Eurozone bonds slump erases profits at Aviva
Aviva took a £1.1billion hit on
investments in troubled eurozone
countries as it came perilously
close to falling into the
red last year.
The UK’s biggest insurer
posted a pre-tax profit of £87million
for 2011, down from £2.4billion.
This was mainly down to a
huge slide in the value of government
bonds issued by Italy
and France.
These investments
are used to underpin pensions
and insurance policies in those
countries.
Accounting rules mean the
insurer has to book them as a
loss, even though it tends to
hold investments for between
ten and 30 years.
Aviva said the bond value
had bounced bank since the
start of the year as confidence
returned to the eurozone.
It also suffered a £726million loss
from its Dutch subsidiary
Delta Lloyd.
An accounting ‘anomaly’ in
Holland meant Delta posted
an ‘unrealised’ investment
profit last year, which inflated
its results.
The insurer said the underlying
business is healthy – given
the grim economic backdrop.
Operating profits – which don’t include these investment losses – were flat at £2.5billion.

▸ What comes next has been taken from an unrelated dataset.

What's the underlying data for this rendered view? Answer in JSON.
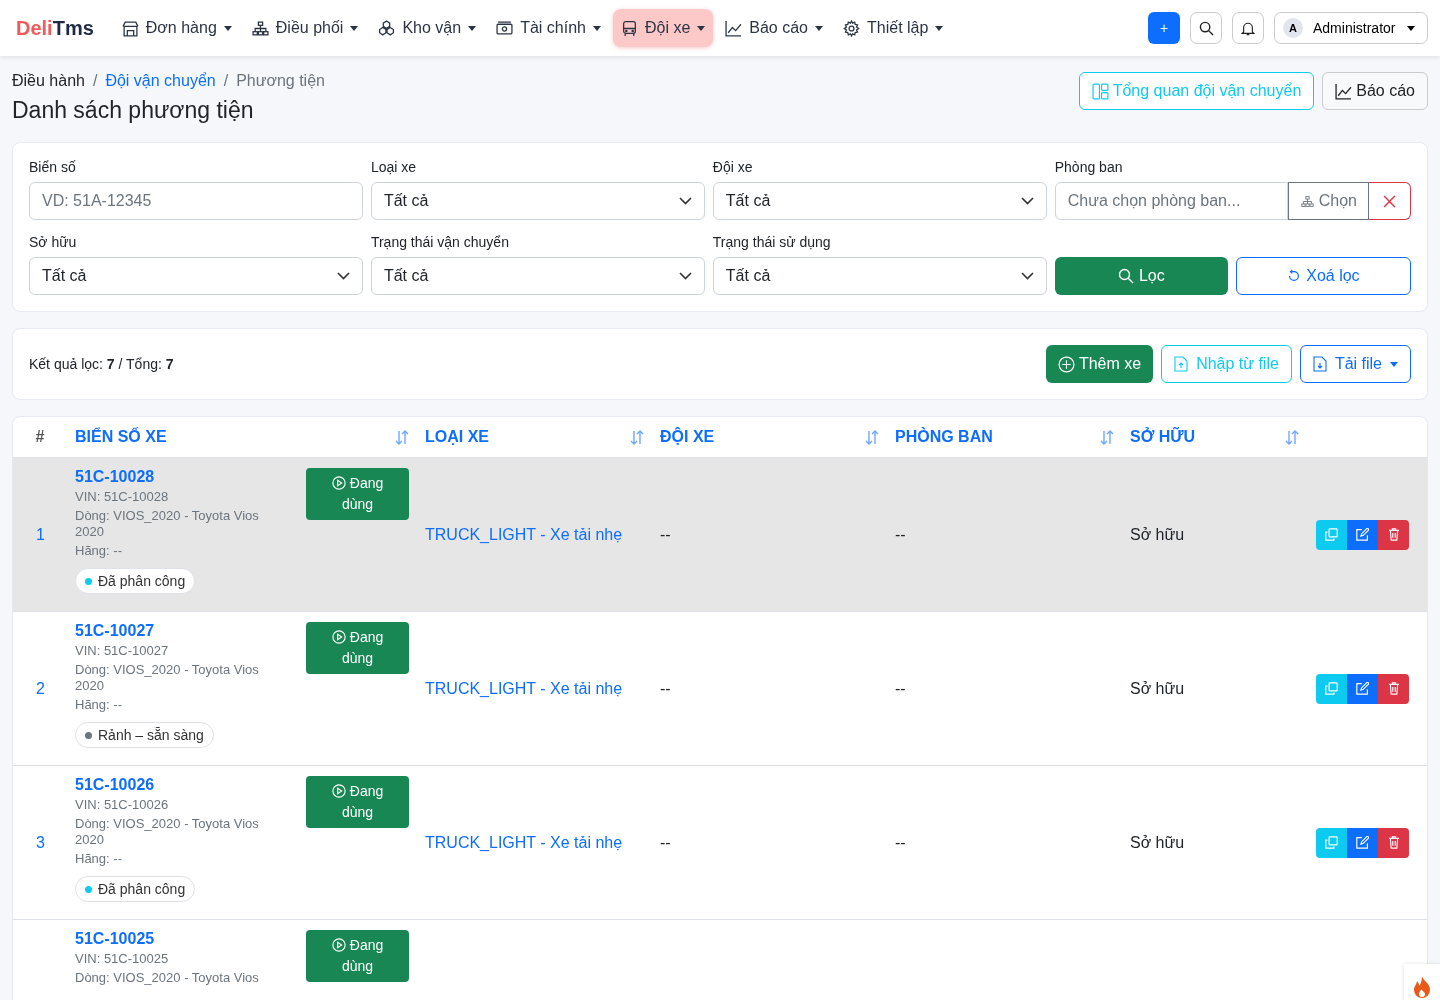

It was bolstered by a 10 per cent rise in its life and pension sales to £11.3billion. Sales of company pensions in the UK rocketed by 66 per cent to £2.96billion.
Aviva admitted this was
largely because it is one of only
three insurers still paying commission
to advisers.
Trevor Matthews, Aviva’s UK
chief executive, also conceded
advisers may be cashing in on
commission payments before
they are banned next year by
the City watchdog.
But he insisted Aviva, whose
adverts star Paul Whitehouse would not be adversely
affected by the ban.
Sales of annuities to individual
savers rose by just over a
fifth to £2.76billion. Aviva (up 5.6p
at 356.8p) said it was totally
committed to the UK, unlike
its rival Prudential which has
been threatening to move its
domicile over EU rules requiring
insurers to hold more capital
reserves.
Premiums for motor insurance
customers rose 13 per cent last
year. Aviva conceded a new
dictat from Brussels banning
insurers from discriminating
between men and women will
also cause premiums to rise for
female drivers.
Women have traditionally paid less for their insurance as they are less likely to get involved in serious crash.